Lenox Hill Hospital, New York, NY, USA.

Purpose:
Enhanced recovery after surgery (ERAS) is a paradigm for improving perioperative care by implementing a series of interventions that decreases hospital length of stay and lowers opioid consumption. In plastic surgery, as in other fields, specific interventions are now routinely performed perioperatively to achieve these goals; namely, multimodal pain management regimens are used. The use of direct injection of liposomal bupivacaine (Exparel) intraoperatively has recently garnered interest due to its long half-life and effectiveness in postoperative pain control, thus minimizing the need for narcotics. This leads to early mobilization, shorter hospitalizations, improved quality of life and patient satisfaction. Direct injection of Exparel to the abdominal wall during abdominally based autologous breast reconstruction is particularly advantageous for early postoperative pain control.

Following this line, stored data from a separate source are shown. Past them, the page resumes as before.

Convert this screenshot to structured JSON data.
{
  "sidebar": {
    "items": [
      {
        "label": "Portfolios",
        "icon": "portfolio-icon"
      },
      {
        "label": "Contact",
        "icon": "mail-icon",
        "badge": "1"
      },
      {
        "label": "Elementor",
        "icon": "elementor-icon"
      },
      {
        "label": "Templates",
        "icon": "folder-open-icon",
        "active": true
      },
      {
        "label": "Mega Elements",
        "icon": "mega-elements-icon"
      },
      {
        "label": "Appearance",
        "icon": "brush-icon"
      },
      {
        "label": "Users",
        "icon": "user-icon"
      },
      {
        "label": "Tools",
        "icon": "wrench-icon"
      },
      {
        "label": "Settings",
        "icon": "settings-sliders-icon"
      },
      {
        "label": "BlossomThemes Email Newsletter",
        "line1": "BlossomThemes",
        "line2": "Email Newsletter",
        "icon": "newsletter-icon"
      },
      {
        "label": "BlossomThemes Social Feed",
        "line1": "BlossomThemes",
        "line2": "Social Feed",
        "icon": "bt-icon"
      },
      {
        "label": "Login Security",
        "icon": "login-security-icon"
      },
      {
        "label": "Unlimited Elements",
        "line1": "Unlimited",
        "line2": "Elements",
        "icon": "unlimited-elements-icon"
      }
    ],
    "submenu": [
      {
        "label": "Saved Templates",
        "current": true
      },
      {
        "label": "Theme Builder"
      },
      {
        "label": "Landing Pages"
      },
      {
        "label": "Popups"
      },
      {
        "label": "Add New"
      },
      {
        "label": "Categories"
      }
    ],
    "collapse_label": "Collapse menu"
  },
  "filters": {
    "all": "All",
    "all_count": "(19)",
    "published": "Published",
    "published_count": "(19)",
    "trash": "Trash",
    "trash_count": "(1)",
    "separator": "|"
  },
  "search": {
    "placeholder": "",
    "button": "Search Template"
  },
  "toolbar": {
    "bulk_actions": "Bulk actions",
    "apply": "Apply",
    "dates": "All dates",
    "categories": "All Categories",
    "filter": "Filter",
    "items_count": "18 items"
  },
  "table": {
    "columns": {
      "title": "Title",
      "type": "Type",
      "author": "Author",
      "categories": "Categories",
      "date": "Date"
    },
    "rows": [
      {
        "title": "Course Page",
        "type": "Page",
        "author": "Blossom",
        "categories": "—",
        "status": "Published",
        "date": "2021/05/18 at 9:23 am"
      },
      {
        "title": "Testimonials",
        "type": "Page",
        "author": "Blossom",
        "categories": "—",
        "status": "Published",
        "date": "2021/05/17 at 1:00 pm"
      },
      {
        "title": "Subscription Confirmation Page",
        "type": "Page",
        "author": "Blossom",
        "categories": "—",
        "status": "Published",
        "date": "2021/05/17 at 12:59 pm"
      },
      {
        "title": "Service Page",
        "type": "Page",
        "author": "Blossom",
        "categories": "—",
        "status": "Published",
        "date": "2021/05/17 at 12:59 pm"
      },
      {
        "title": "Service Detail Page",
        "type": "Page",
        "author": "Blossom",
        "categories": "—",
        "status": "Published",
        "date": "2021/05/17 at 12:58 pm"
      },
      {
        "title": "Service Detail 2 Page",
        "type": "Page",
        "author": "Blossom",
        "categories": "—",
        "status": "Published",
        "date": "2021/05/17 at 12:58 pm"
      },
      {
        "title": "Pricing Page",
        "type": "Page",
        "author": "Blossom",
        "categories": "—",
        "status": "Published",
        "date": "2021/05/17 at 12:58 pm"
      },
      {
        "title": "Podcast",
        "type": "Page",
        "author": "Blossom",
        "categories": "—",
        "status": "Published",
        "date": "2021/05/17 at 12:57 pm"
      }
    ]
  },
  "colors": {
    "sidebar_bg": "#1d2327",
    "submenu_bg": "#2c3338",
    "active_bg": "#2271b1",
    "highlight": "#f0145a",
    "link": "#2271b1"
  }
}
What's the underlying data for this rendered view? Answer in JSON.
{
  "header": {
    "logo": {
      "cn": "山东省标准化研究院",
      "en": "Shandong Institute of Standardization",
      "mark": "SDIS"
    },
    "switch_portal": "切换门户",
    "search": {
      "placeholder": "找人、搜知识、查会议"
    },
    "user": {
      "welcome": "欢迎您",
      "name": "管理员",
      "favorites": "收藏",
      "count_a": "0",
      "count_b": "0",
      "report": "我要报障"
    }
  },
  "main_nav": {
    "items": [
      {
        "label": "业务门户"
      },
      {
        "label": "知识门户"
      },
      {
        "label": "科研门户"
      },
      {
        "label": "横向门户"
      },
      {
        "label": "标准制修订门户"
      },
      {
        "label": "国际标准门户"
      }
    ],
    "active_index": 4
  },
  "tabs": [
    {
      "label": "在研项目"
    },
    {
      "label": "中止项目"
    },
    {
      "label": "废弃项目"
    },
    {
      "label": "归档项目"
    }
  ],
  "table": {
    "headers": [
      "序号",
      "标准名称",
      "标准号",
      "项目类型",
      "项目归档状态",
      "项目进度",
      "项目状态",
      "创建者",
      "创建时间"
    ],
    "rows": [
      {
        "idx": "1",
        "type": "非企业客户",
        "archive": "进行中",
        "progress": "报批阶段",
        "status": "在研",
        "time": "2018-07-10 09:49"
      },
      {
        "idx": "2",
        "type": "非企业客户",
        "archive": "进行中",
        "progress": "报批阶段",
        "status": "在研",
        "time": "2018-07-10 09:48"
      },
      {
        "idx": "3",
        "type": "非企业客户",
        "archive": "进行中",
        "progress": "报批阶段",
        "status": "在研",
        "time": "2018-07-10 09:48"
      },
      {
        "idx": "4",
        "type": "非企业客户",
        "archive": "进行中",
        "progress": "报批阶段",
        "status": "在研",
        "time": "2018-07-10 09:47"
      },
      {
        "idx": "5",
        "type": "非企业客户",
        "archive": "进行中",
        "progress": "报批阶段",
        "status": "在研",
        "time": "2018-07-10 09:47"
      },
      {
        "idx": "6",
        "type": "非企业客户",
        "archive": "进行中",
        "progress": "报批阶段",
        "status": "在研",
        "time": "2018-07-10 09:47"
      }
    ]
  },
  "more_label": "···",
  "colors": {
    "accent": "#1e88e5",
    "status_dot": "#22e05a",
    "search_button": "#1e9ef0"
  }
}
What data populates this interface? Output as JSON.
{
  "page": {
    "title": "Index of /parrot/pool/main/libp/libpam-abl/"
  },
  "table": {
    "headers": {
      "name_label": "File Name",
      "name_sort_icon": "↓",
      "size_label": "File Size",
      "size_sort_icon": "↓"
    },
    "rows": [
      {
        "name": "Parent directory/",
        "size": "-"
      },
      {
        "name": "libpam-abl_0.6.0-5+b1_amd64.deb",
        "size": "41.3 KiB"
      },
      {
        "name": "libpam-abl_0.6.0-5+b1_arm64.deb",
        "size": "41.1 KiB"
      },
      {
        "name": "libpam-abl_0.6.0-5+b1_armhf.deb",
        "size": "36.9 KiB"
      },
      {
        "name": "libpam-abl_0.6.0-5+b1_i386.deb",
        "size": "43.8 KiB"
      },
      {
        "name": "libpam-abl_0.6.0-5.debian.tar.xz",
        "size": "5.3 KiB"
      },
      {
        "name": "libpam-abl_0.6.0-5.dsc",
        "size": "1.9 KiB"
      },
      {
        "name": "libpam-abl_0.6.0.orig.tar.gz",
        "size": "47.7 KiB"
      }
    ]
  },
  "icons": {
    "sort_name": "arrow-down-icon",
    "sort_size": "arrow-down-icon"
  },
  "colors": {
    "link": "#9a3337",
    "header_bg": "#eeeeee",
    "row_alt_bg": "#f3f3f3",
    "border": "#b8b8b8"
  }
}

This study aims to determine the effectiveness of Exparel in postoperative pain control in patients undergoing abdominally based breast reconstruction measured by patient reported visual analog scales (VAS).
Methods:
In this study, 155 patients underwent deep inferior epigastric perforator (DIEP) flap breast reconstruction. As part of our enhanced recovery after surgery (ERAS) protocol, patients received Ketorolac and Tylenol postoperatively with narcotics used for breakthrough pain. Of the total patients, 115 patients had Exparel directly injected into the abdominal fascia intraoperatively, and the remaining 40 patients had no Exparel injected. Pain scale measuring 1-10 (10=most pain) was used to measure pain in the post-anesthesia care unit (PACU) immediately after surgery, and then every twelve hours thereafter until postoperative day three. Additionally, age, demographics, comorbidities, hospital length of stay (HLOS), pain regimen, opioid consumption and total complications were reviewed in both groups.
Results:
In a multivariate repeated measures test, there was a significant improvement of reported pain as measured by VAS and a shorter HLOS in patients in the group that received Exparel intraoperatively (p<0.001, p<0.05, respectively). In the group that did receive Exparel, the mean VAS score was 2.5 (95% CI=2.111-2.869, SD=0.191), whereas the group that did not receive Exparel, the mean VAS score was 3.6 (95% CI=3.079-4.157, SD=0.272). The HLOS for the Exparel group was 3.7 versus 4.0 in the group that did not receive Exparel (p<0.05). There was a lower rate of use of patient controlled analgesia (PCA) in the group that received Exparel (p<0.05). Both groups had similar rate of use of Ketorolac, age, comorbidities and overall complications.
Conclusion:
Postoperative subjective pain reports measured by VAS scores by patients undergoing DIEP flaps for breast reconstruction were significantly improved with the use of intraoperative Exparel. In addition, there was a statistically significant decreased HLOS and lower rate of PCA use in the cohort that received Exparel.